Underwhelming sales dominate Broadridge earnings call
The company’s Q4 call also hinted at developments in its use of AI in fixed income markets.
Financial technology provider Broadridge has fallen short of sales targets for the 2023 financial year, closing $246 million in new sales, down 12% from the previous year.
In the company’s Q4 earnings call, CEO Tim Gokey listed a number of factors pushing financial institutions to shelve modernization projects, effectively dragging down European sales.
“Our financial services clients are dealing with fallout from the steepest rate increases in decades, a sharp slowdown in investment banking activity, fund outflows, banking crises, and increased regulation. They’re reducing headcount and delaying purchasing decisions. Those pressures have had an impact on our sales,” he said.

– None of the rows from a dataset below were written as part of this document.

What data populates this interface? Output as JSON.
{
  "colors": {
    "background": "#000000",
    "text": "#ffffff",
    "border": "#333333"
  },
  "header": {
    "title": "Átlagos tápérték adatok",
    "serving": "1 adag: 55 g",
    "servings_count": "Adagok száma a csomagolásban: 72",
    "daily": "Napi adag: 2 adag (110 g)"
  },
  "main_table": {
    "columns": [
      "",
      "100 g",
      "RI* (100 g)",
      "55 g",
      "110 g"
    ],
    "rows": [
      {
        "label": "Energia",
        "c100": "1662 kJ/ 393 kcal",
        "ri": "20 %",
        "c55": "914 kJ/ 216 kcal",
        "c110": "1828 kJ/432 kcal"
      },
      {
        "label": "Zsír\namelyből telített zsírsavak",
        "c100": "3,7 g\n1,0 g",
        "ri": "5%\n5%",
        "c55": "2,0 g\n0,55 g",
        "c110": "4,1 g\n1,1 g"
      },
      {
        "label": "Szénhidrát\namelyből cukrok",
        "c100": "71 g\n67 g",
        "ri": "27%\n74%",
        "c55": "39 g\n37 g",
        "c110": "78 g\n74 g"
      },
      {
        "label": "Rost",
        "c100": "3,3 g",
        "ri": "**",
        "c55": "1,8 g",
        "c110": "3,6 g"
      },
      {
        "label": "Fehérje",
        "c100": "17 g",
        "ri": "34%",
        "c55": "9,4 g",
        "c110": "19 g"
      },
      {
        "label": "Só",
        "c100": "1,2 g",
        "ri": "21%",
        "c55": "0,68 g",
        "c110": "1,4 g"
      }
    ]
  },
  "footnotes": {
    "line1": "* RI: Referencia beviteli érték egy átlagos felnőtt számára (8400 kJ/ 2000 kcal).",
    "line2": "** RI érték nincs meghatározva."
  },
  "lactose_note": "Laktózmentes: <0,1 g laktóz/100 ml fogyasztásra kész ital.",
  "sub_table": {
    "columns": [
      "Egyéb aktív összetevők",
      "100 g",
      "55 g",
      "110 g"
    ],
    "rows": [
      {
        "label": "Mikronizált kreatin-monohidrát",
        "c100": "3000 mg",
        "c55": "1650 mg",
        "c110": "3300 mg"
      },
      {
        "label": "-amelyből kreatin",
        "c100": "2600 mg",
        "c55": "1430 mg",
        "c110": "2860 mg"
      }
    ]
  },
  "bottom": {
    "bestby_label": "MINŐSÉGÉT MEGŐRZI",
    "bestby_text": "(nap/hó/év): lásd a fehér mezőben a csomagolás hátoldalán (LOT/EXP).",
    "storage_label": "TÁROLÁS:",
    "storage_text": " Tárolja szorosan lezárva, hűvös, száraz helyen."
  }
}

Gokey blamed the “decisional weakness” of financial institutions for reduced uptake of Broadridge offerings, but stressed that the opportunity to sell clients on post-trade solutions and Itiviti had not disappeared. Broadridge acquired Itiviti, a Swedish trading platform provider, for $2.5 billion in 2021 and renamed it Broadridge Trading and Connectivity Solutions (BTCS).
“As we look at those opportunities, they haven’t gone away. They haven’t gone to a competitor. And that is what is leading to a record pipeline as we enter the year,” he said, referring to a $400 million sales backlog.
The ongoing Russian invasion of Ukraine was also cited by Gokey as a sales “challenge” that contributed to a “complex environment” in Europe. Russia’s full-scale invasion of Ukraine has caused significant disruption to Europe’s financial industry as conscription, migration, and destruction of infrastructure have taken a heavy toll on institutions with a presence in the country.
Gokey also pointed to the collapse of Credit Suisse as a potential reason for delayed decision-making, calling the incident “the failure of one of the largest European institutions.” The upheaval of the banking crisis—which hit Europe hard with the failure of the Swiss banking behemoth—has also caused some banks to put modernization projects on hold.
Broadridge’s chief financial officer, Edmund Reese, said that the delays in the timing of the company’s sales have had only a limited impact on the company’s long-term outlook. This is in part due to the $400 million sales backlog, which he said could be converted into revenue in 12 to 18 months.
Broadridge’s capital markets revenue grew to $257 million in Q4, up 12% from $231.5 million in the previous quarter, bolstered partly by growth in income from BTCS licenses.
With free cash flow also up on the year, executives indicated the company is sizing up new projects.
“We’re developing new AI applications, including an AI-enabled interface for a bond-trading platform, reducing the friction around pre-trade analysis by making it easier to identify bots with similar characteristics,” said Gokey. This concept is not dissimilar to Broadridge subsidiary LTX’s BondGPT. BondGPT is powered by OpenAI’s GPT-4 large language model, which aims to answer bond-related questions and assist users in the identification process of corporate bonds on the LTX platform.
Gokey also hinted at the possibility of future acquisitions, saying that Broadridge now has “the flexibility to fund [a] tuck-in M&A if the right opportunity arises.”